Voici, entre la Sénégambie, et la Guinée, les Sousous ou Foulahs, dont la capitale est Tumbo, et dont l'organisation politique est une sorte de confédération républicaine.

lls ont pour voisins les Papels, chez lesquels le choix du monarque se fait de la façon la plus singulière. Des cris et des lamentations m'avaient appris que le roi venait de mourir. Lorsqu'il fut enseveli, les grands du royaume se rangèrent autour de sa bière, dont s'emparèrent quelques nègres des plus robustes. Un grand acte allait s'accomplir... . Le cercueil, un instant balancé, fut lancé en l'air ; il retomba sur la tête d'un des seigneurs, qui fut renversé du coup ; mais qui ne fut pas complètement écrasé. Le malheureux qui venait de résister à ce choc terrible fut acclamé le successeur au trône du monarque défunt. Les habitants de Benin vénèrent leur roi comme un demi-dieu : ce despote est censé vivre sans nourriture : Sa mort n'est qu'une apparence, car il ne tarde pas à ressusciter sous une autre forme. A certaines fêtes, il plante une racine dans un pot de terre, à la vue du peuple tout entier ; un instant après, à la suite d'un adroit escamotage, on présente à la foule un autre pot avec une racine qui a poussé des jets.

Ce miracle, accueilli par les cris de joie de la multitude, est un indice certain que la récolte sera abondante.

Mais, il faut aussi se rendre propices les mauvais esprits, et les sacrifices humains seuls ont ce pouvoir.

Les victimes, immolées au bruit des chants épouvantables du peuple entier, montrent une indifférence stupide : Ce sont, pour la plupart, des prisonniers de guerre.

A la fête des coraux, le roi et tous les grands trempent leurs colliers de corail dans le sang humain, en priant les dieux de ne jamais les priver de cette marque de leur haute dignité.

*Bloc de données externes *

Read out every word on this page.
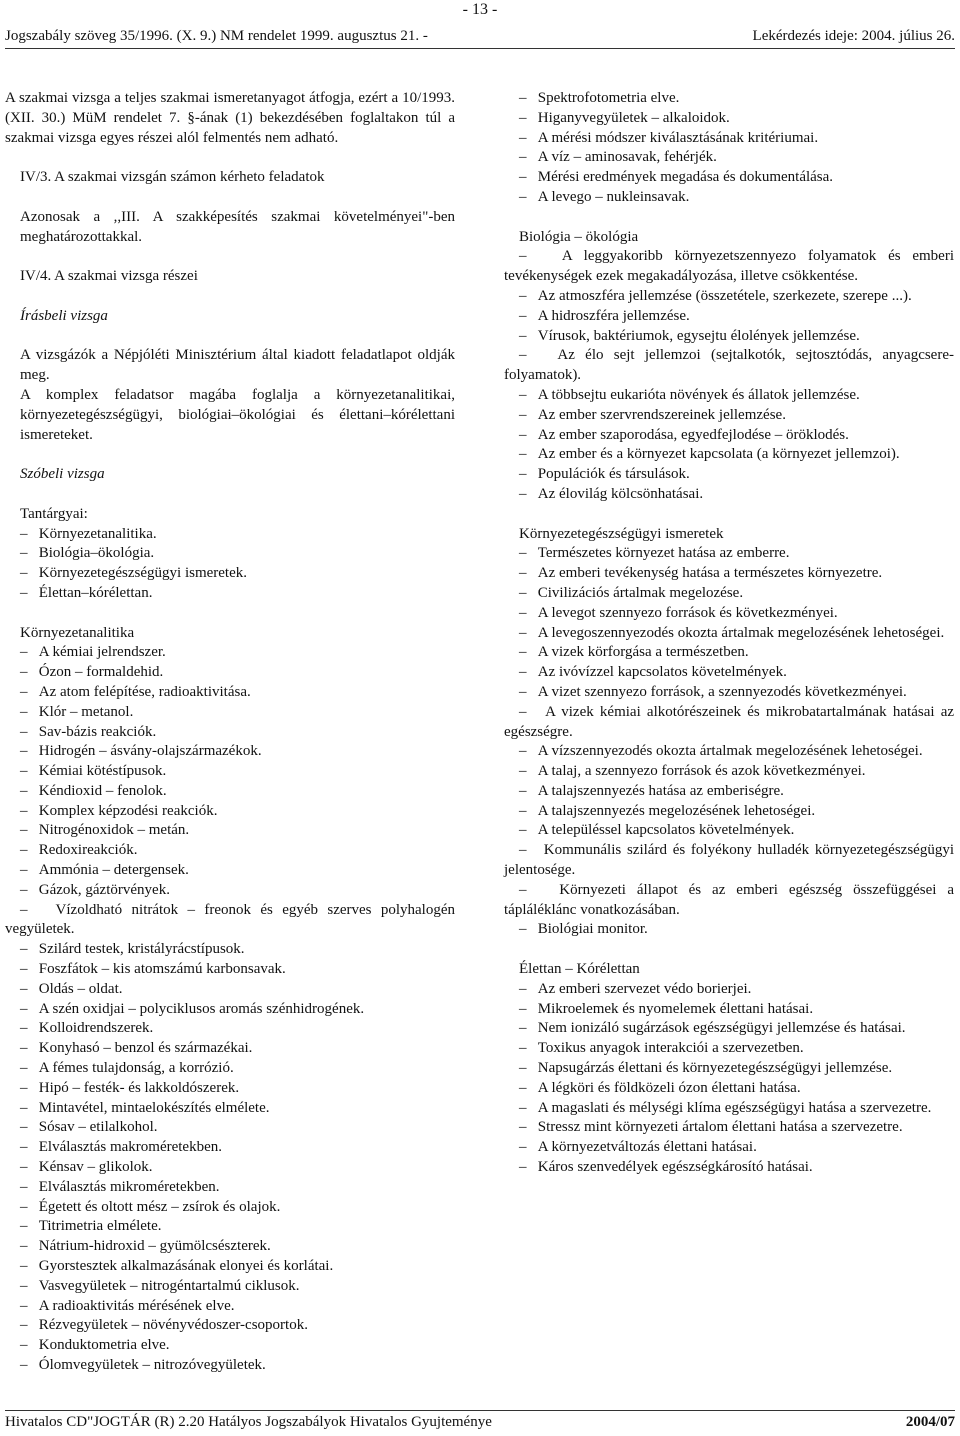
- 13 -
Jogszabály szöveg 35/1996. (X. 9.) NM rendelet 1999. augusztus 21. -	Lekérdezés ideje: 2004. július 26.

A szakmai vizsga a teljes szakmai ismeretanyagot átfogja, ezért a 10/1993. (XII. 30.) MüM rendelet 7. §-ának (1) bekezdésében foglaltakon túl a szakmai vizsga egyes részei alól felmentés nem adható.

IV/3. A szakmai vizsgán számon kérheto feladatok

Azonosak a ,,III. A szakképesítés szakmai követelményei"-ben meghatározottakkal.

IV/4. A szakmai vizsga részei

Írásbeli vizsga

A vizsgázók a Népjóléti Minisztérium által kiadott feladatlapot oldják meg.

A komplex feladatsor magába foglalja a környezetanalitikai, környezetegészségügyi, biológiai–ökológiai és élettani–kórélettani ismereteket.

Szóbeli vizsga

Tantárgyai:

–   Környezetanalitika.

–   Biológia–ökológia.

–   Környezetegészségügyi ismeretek.

–   Élettan–kórélettan.

Környezetanalitika

–   A kémiai jelrendszer.

–   Ózon – formaldehid.

–   Az atom felépítése, radioaktivitása.

–   Klór – metanol.

–   Sav-bázis reakciók.

–   Hidrogén – ásvány-olajszármazékok.

–   Kémiai kötéstípusok.

–   Kéndioxid – fenolok.

–   Komplex képzodési reakciók.

–   Nitrogénoxidok – metán.

–   Redoxireakciók.

–   Ammónia – detergensek.

–   Gázok, gáztörvények.

–   Vízoldható nitrátok – freonok és egyéb szerves polyhalogén vegyületek.

–   Szilárd testek, kristályrácstípusok.

–   Foszfátok – kis atomszámú karbonsavak.

–   Oldás – oldat.

–   A szén oxidjai – polyciklusos aromás szénhidrogének.

–   Kolloidrendszerek.

–   Konyhasó – benzol és származékai.

–   A fémes tulajdonság, a korrózió.

–   Hipó – festék- és lakkoldószerek.

–   Mintavétel, mintaelokészítés elmélete.

–   Sósav – etilalkohol.

–   Elválasztás makroméretekben.

–   Kénsav – glikolok.

–   Elválasztás mikroméretekben.

–   Égetett és oltott mész – zsírok és olajok.

–   Titrimetria elmélete.

–   Nátrium-hidroxid – gyümölcsészterek.

–   Gyorstesztek alkalmazásának elonyei és korlátai.

–   Vasvegyületek – nitrogéntartalmú ciklusok.

–   A radioaktivitás mérésének elve.

–   Rézvegyületek – növényvédoszer-csoportok.

–   Konduktometria elve.

–   Ólomvegyületek – nitrozóvegyületek.

–   Spektrofotometria elve.

–   Higanyvegyületek – alkaloidok.

–   A mérési módszer kiválasztásának kritériumai.

–   A víz – aminosavak, fehérjék.

–   Mérési eredmények megadása és dokumentálása.

–   A levego – nukleinsavak.

Biológia – ökológia

–   A leggyakoribb környezetszennyezo folyamatok és emberi tevékenységek ezek megakadályozása, illetve csökkentése.

–   Az atmoszféra jellemzése (összetétele, szerkezete, szerepe ...).

–   A hidroszféra jellemzése.

–   Vírusok, baktériumok, egysejtu élolények jellemzése.

–   Az élo sejt jellemzoi (sejtalkotók, sejtosztódás, anyagcsere-folyamatok).

–   A többsejtu eukarióta növények és állatok jellemzése.

–   Az ember szervrendszereinek jellemzése.

–   Az ember szaporodása, egyedfejlodése – öröklodés.

–   Az ember és a környezet kapcsolata (a környezet jellemzoi).

–   Populációk és társulások.

–   Az élovilág kölcsönhatásai.

Környezetegészségügyi ismeretek

–   Természetes környezet hatása az emberre.

–   Az emberi tevékenység hatása a természetes környezetre.

–   Civilizációs ártalmak megelozése.

–   A levegot szennyezo források és következményei.

–   A levegoszennyezodés okozta ártalmak megelozésének lehetoségei.

–   A vizek körforgása a természetben.

–   Az ivóvízzel kapcsolatos követelmények.

–   A vizet szennyezo források, a szennyezodés következményei.

–   A vizek kémiai alkotórészeinek és mikrobatartalmának hatásai az egészségre.

–   A vízszennyezodés okozta ártalmak megelozésének lehetoségei.

–   A talaj, a szennyezo források és azok következményei.

–   A talajszennyezés hatása az emberiségre.

–   A talajszennyezés megelozésének lehetoségei.

–   A településsel kapcsolatos követelmények.

–   Kommunális szilárd és folyékony hulladék környezetegészségügyi jelentosége.

–   Környezeti állapot és az emberi egészség összefüggései a tápláléklánc vonatkozásában.

–   Biológiai monitor.

Élettan – Kórélettan

–   Az emberi szervezet védo borierjei.

–   Mikroelemek és nyomelemek élettani hatásai.

–   Nem ionizáló sugárzások egészségügyi jellemzése és hatásai.

–   Toxikus anyagok interakciói a szervezetben.

–   Napsugárzás élettani és környezetegészségügyi jellemzése.

–   A légköri és földközeli ózon élettani hatása.

–   A magaslati és mélységi klíma egészségügyi hatása a szervezetre.

–   Stressz mint környezeti ártalom élettani hatása a szervezetre.

–   A környezetváltozás élettani hatásai.

–   Káros szenvedélyek egészségkárosító hatásai.

Hivatalos CD"JOGTÁR (R) 2.20 Hatályos Jogszabályok Hivatalos Gyujteménye	2004/07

Ici, sur la Côte des Esclaves, c'est le royaume de Dahomey, dont le chef puissant peut réunir une armée de huit mille hommes.

Le palais du roi, qui n'est autre chose qu'une chaumière entourée de murs de terre, est gardé par une troupe de mille négresses armées de fusils et de flèches.

Les ministres qui sont mandés par le farouche monarque déposent leurs vêtements de soie à la porte du palais ; ils n'approchent du trône qu'en rampant et en roulant leur tête dans la poussière. La férocité du maître surpasse tout ce que l'imagination peut concevoir ; le chemin de la cabane royale est semé de crânes humains, les murs sont ornés de mâchoires qui y sont incrustées.

Dans les grandes cérémonies, le roi marche sur les tètes sanglantes de ses ennemis vaincus, ou de ses ministres disgraciés. A la fête des tribus, tous ses sujets apportent leurs dons, et il arrose de sang humain le tombeau de ses ancêtres : cinquante cadavres sont jetés autour de la sépulture royale, et tout autour on compte autant de têtes plantées sur des pieux.

Le sang de ces victimes, soigneusement recueilli, est présenté au roi qui y trempe le bout d'un doigt et le lèche ensuite.

Ce sang est mêlé à l'argile destinée à construire des temples en l'honneur des monarques défunts.

Les veuves royales se précipitent les unes sur les autres, s'entretuent, se déchirent, jusqu'à ce qu'il plaise au nouveau souverain de mettre un terme à ce massacre.

Le peuple manifeste, par des hurlements, la satisfaction la plus vive ; au milieu d'une fête joyeuse, il applaudit à ces scènes d'horreur et aide à déchirer les victimes.